Recessing the valves into a 940 head may throw the valve/rocker gear out of kinter and if you have wear on the rocker tips the valve stem tip may ride outside of that wear pocket and cause rapid wear of the valve guide. In practice you should either reduce the length of the valve the equivalent of the pocketing or pack under the rocker shaft pedestals by the same amount. You may even need to change the valve push rods to get the relationships right. It is all a matter of measurement and judgement to get it right!
Re: 12G940 head prices
Posted: Thu Feb 20, 2014 11:56 am
by les
I'm getting confused, if the block is pocketed this must lower the compression ratio in the same way as sinking the valves. If the head is then skimmed to compensate then the block would need to have deeper pockets, and so it would go on and on. Am I right? or shall I go away and do more thinking?

Re: 12G940 head prices
Posted: Thu Feb 20, 2014 12:30 pm
by philthehill
Les
It could go on and on and you could end up with no head and no block.
You are right in that if you fit a pocket in the top of the block for the exhaust valve you do lower the compression ratio because by default the pocket becomes part of the compression chamber. That will be the same as recessing/pocketing the valves in the head. But having the pocket in the top of the block does allow you to do other things to the head i.e. modify the chamber (which can alter the compression ratio), fit a high lift cam etc, etc. Recessing the valves into the cylinder head to overcome the exhaust valve fouling the top of the block is the easy option but is not a good engineering solution because of the reasons I gave above and it does stop you from somewhat modifying the head to get the best out of it. But it is horses for courses and you pays your money and takes your chance!

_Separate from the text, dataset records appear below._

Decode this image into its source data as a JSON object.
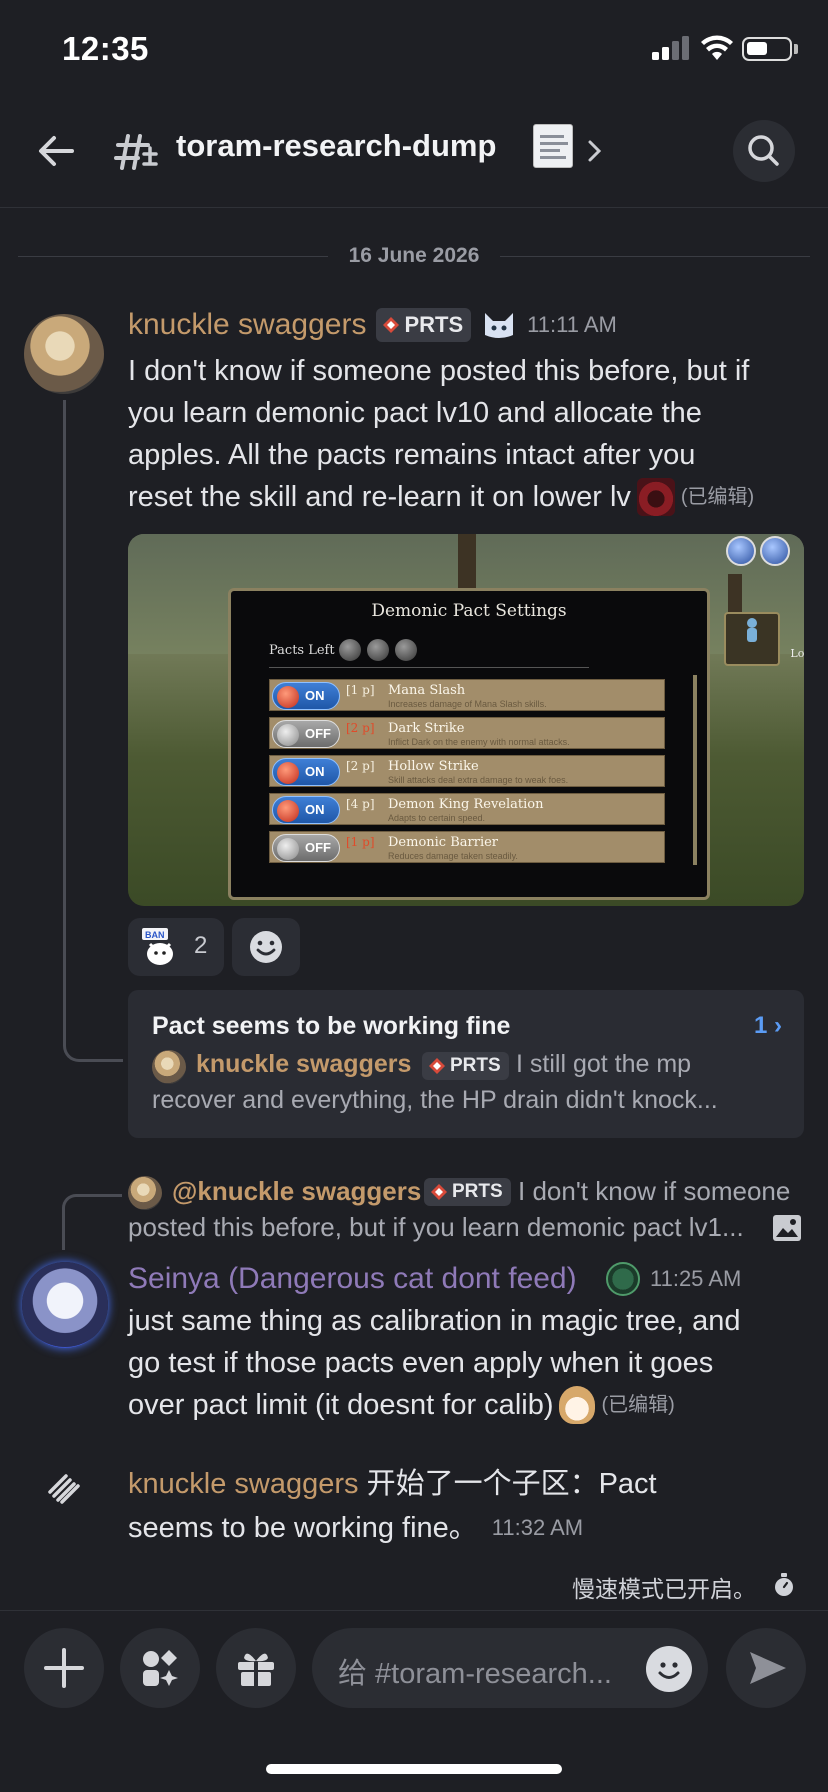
{
  "status_bar": {
    "time": "12:35"
  },
  "header": {
    "channel": "toram-research-dump"
  },
  "date_divider": "16 June 2026",
  "message1": {
    "author": "knuckle swaggers",
    "badge": "PRTS",
    "time": "11:11 AM",
    "lines": [
      "I don't know if someone posted this before, but if",
      "you learn demonic pact lv10 and allocate the",
      "apples. All the pacts remains intact after you",
      "reset the skill and re-learn it on lower lv"
    ],
    "edited": "(已编辑)",
    "image": {
      "title": "Demonic Pact Settings",
      "pacts_left_label": "Pacts Left",
      "look_label": "Look",
      "rows": [
        {
          "state": "ON",
          "cost": "[1 p]",
          "name": "Mana Slash",
          "desc": "Increases damage of Mana Slash skills.",
          "on": true
        },
        {
          "state": "OFF",
          "cost": "[2 p]",
          "name": "Dark Strike",
          "desc": "Inflict Dark on the enemy with normal attacks.",
          "on": false
        },
        {
          "state": "ON",
          "cost": "[2 p]",
          "name": "Hollow Strike",
          "desc": "Skill attacks deal extra damage to weak foes.",
          "on": true
        },
        {
          "state": "ON",
          "cost": "[4 p]",
          "name": "Demon King Revelation",
          "desc": "Adapts to certain speed.",
          "on": true
        },
        {
          "state": "OFF",
          "cost": "[1 p]",
          "name": "Demonic Barrier",
          "desc": "Reduces damage taken steadily.",
          "on": false
        }
      ]
    },
    "reaction_count": "2"
  },
  "thread": {
    "title": "Pact seems to be working fine",
    "count": "1",
    "author": "knuckle swaggers",
    "badge": "PRTS",
    "preview_line1": "I still got the mp",
    "preview_line2": "recover and everything, the HP drain didn't knock..."
  },
  "reply": {
    "author": "@knuckle swaggers",
    "badge": "PRTS",
    "line1": "I don't know if someone",
    "line2": "posted this before, but if you learn demonic pact lv1..."
  },
  "message2": {
    "author": "Seinya (Dangerous cat dont feed)",
    "time": "11:25 AM",
    "lines": [
      "just same thing as calibration in magic tree, and",
      "go test if those pacts even apply when it goes",
      "over pact limit (it doesnt for calib)"
    ],
    "edited": "(已编辑)"
  },
  "system_message": {
    "author": "knuckle swaggers",
    "text1": "开始了一个子区：Pact",
    "text2": "seems to be working fine。",
    "time": "11:32 AM"
  },
  "slowmode": "慢速模式已开启。",
  "composer": {
    "placeholder": "给 #toram-research..."
  }
}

Perhaps I am being too fussy; it is just that I would not use the 'recess the valves into the head solution' to overcome the exhaust valve fouling problem.
So Les you are not loosing it

Re: 12G940 head prices
Posted: Thu Feb 20, 2014 3:14 pm
by les
That's a relief

I agree about the engineering point of view, several engines seem to have their pistons recessed as opposed to sinking the valves but realise the ease of the latter, and if done neatly and blended in, fair enough. I think the top piston ring will still be covered if the block is done but again it involves a strip down. Keep on being fussy !

Re: 12G940 head prices
Posted: Thu Feb 20, 2014 4:05 pm
by bmcecosse
I did the pocketing about 45 years ago...and because I was running a high lift cam, I had to go v close to the top ring. But even a 40 thou pocket will let the gases down to the ring much more than normal. It doesn't affect the CR as much - because you only need to cut a 'fingernail clipping' in the block - not a complete circle. And yes - it upsets the rocker geometry - but again we are not talking about a full race /every last bhp engine here - so it's not making a significant difference there. I did stone my rockers nice and smooth to take away wear , and I did re-align them nicely over the valve tips. But I stress again - it is an 'economy' mod that gives v good power increase for relatively little cost - or engine modification.